Uno storico come Mack Smith, a cui di certo non si può rimproverare una qualche simpatia per i Siciliani e la loro causa, ma che non pecca di accuratezza e originalità di ricerche negli Archivi di Stato dell’Isola, in “Cavour e Garibaldi neI1860”precisa: “Se ci fosse stato qualche dubbio sul modo in cui il popolo avrebbe votato, esso fu dissipato all’annuncio fatto da Garibaldi, che le Due Sicilie formavano già parte dell’Italia una e indivisibile e della sua proposta di cedere a Vittorio Emanuele il potere dittatoriale che la nazione gli aveva conferito”. Dopo di che, riassume così i dati e i fatti più significativi di quel 21 ottobre: “A Palermo, su una popolazione totale di un quarto di milione di abitanti, gli elettori registrati erano solo poco più di quarantamila e di essi trentasettemila avrebbero poi effettivamente votato”.
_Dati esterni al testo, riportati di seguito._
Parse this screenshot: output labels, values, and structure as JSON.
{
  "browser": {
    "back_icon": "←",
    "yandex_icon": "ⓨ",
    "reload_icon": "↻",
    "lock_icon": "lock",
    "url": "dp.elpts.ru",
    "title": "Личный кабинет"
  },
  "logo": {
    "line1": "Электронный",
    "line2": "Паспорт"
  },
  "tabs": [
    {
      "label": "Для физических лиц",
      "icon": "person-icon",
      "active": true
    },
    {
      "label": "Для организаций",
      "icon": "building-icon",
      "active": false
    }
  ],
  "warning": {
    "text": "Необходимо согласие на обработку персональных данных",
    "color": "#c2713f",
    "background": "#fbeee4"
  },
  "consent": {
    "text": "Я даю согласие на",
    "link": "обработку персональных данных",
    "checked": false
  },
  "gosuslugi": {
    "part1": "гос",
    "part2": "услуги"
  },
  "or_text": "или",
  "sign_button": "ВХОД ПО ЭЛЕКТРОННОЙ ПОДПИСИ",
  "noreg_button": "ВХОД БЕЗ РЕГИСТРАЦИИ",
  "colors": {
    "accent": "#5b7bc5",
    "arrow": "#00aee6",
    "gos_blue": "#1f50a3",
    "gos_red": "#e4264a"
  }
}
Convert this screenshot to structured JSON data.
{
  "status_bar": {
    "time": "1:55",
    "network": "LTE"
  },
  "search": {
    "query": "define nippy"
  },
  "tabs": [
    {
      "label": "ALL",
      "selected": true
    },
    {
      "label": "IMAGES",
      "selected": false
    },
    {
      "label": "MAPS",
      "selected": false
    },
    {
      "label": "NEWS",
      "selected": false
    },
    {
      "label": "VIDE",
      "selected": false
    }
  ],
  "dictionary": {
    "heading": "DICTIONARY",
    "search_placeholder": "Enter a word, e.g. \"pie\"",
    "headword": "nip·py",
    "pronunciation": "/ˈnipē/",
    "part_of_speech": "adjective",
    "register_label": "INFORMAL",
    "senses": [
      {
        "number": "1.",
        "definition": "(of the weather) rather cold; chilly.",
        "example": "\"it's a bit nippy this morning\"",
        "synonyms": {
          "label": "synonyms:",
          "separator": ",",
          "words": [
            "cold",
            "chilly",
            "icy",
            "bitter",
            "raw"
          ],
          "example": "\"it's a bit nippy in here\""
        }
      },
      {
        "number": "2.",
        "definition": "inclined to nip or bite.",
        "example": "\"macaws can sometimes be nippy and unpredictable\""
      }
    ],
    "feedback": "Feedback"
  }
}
Quella di “suffragio universale” era evidentemente un’espressione arbitraria. Molti cittadini non si erano affatto iscritti nei registri, per “non avere niente capito” – come scrisse il giornale palermitano Il Regno d’Italia del 17 ottobre – “dell’importanza del diritto di elettori… ; in cinque mesi molti hanno smarrito il biglietto, molti non l’hanno più perché non sapevano cosa farsene”. Il giorno precedente la votazione, i registri dovettero essere aperti di nuovo. Il decreto originario del 21 giugno sulla procedura del voto, aveva concesso ad ogni località di regolarsi in proposito come volesse. Messina chiese, ma invano, altri dieci giorni di preparazione; Siracusa non aveva compilato affatto le liste elettorali e un proclama invitò il popolo a firmare su un registro aperto; a Palermo grandi folle - come attesta tra l’altro il giornale palermitano L’Annessione del 21 ottobre - “dovettero votare senza nessuna previa formalità”.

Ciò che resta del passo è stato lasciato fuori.